On an initially dry track following heavy rainstorms, which had curtailed final free practice, the air temperature was 22 degrees Celsius and the track 30 when qualifying began. Mercedes took control and Hamilton clocked the best time in Q1, which ended, as rain began to fall, with both McLarens and both Williams eliminated – a sad contrast to the pomp of the once-great British teams, when the French race was last held at the Paul Ricard Circuit 28 years ago.
Two-time champion Fernando Alonso was 16th and McLaren team-mate Stoffel Vandoorne 18th, sandwiching Brendon Hartley in his Toro Rosso.
The luckless New Zealander will start Sunday’s race from the back of the grid after being handed a heavy penalty for replacing engine parts. Hamilton’s pace maintained Mercedes supremacy in every session from Friday morning, but as the rain intensified in Q2 he was struggling for comfort in his car.
It did nothing to slow him and as soon as Bottas had gone fastest, Hamilton cut his time by half a second with a scorching lap. Both men were clearly making best use of the new upgraded Mercedes engines.
Ferrari responded by going out on ultra-softs –- Mercedes were on super-softs –- and Vettel jumped to second, Raikkonen to third as the rain relented and the track became faster in the final dramatic minutes of Q2. A flying late lap by Leclerc lifted him to 10th for Sauber, pushing Esteban Ocon and his Force India team-mate Sergio Perez out of the shootout in 11th and 13th, either side of Nico Hulkenberg of Renault.
Pierre Gasly of Toro Rosso and Marcus Ericsson in the second Sauber were also eliminated.
The top-ten Q3 shootout began with Ferrari hastening to the fray. Hamilton followed and, after the first flying runs, he and Bottas topped the times before the session was red-flagged when Grosjean crashed at Turn Three.
He was unhurt and after climbing from his car walked back to the pits with his helmet firmly in place, before the session resumed and Hamilton scorched to pole on his final flying lap.
Force India fined
The Force India team were fined €15,000 ($17,000) and handed a suspended additional fine of 85,000 euros at the French Grand Prix on Saturday.

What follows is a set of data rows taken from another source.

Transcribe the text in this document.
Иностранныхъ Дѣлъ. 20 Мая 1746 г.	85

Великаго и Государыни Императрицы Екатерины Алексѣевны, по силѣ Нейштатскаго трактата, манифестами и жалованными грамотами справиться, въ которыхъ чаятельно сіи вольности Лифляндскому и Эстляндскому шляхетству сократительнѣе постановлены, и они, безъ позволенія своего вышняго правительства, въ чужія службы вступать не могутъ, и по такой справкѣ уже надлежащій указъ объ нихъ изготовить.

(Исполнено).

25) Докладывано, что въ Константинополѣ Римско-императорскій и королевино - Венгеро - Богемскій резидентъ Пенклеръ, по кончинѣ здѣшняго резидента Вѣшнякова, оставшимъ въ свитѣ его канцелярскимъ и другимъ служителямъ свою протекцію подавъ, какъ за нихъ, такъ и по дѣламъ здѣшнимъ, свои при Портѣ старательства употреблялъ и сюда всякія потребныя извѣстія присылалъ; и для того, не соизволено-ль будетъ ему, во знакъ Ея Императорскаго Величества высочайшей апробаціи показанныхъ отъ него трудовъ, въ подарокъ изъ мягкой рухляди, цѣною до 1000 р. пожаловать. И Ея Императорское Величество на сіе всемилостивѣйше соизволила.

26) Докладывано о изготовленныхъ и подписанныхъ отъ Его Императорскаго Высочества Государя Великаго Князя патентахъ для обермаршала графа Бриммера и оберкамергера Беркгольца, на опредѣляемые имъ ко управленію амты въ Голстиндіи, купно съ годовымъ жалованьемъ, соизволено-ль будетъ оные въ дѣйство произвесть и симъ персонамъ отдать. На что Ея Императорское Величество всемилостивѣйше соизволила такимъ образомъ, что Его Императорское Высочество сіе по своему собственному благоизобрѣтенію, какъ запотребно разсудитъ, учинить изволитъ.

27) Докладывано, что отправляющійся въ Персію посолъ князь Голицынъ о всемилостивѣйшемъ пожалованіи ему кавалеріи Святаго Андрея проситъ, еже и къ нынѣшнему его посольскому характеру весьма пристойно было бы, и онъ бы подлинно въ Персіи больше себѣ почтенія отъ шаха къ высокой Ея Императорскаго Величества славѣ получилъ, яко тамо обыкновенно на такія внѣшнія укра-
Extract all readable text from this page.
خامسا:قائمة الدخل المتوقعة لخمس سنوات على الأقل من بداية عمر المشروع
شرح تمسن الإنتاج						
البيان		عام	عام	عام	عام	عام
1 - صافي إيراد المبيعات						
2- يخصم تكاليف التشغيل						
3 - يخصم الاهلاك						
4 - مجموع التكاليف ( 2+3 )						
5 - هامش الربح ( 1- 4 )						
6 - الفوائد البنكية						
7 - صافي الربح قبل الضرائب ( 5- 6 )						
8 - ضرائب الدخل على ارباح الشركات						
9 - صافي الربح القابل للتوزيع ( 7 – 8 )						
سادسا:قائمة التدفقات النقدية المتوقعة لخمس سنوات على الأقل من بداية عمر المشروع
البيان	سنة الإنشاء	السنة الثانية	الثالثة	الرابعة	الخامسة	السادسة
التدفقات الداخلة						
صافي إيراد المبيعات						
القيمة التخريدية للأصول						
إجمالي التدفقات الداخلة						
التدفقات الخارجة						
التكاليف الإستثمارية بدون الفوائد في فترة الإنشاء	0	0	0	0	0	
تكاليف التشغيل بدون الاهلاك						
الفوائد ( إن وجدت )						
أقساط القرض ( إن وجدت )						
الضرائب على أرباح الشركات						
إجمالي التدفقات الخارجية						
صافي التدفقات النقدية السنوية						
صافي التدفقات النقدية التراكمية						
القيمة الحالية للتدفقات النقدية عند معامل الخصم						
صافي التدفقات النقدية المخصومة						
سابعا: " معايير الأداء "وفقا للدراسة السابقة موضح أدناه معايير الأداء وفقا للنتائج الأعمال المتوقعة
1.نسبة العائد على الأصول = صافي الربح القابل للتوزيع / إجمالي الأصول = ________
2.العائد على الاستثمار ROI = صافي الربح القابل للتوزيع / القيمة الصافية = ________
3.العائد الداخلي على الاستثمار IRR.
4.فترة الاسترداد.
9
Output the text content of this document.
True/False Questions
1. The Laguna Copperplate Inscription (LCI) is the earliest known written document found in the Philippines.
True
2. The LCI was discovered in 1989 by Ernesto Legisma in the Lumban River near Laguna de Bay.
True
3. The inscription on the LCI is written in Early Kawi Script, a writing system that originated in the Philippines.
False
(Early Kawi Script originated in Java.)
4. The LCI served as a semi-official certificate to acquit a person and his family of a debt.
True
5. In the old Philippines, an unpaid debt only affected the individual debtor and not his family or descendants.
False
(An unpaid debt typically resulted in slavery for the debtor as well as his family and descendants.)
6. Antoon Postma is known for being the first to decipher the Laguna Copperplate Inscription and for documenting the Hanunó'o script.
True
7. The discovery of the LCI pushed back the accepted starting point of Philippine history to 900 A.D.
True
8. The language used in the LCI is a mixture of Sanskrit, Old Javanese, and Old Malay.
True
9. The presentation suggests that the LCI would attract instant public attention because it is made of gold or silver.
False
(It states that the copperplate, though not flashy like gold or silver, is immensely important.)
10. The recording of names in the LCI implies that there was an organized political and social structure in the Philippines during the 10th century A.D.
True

The fines were announced by the International Motoring Federation (FIA), after an investigation into how a wheel flew off Mexican Sergio Perez’s car during Friday’s second free practice session.
A report by the race stewards it was a “very serious and potentially dangerous” situation. They blamed it on “an assembly fault involving poor seating of three retaining screws”.
The stewards added that it was the third similar incident in the last two years, which led to a stronger penalty. “This fine represents the view of the stewards that the team needs to investigate its assembly and quality control procedures to ensure this type of potentially dangerous incident does not occur again and believes the penalty is suitable and will also act as a deterrent in the future,” said the statement.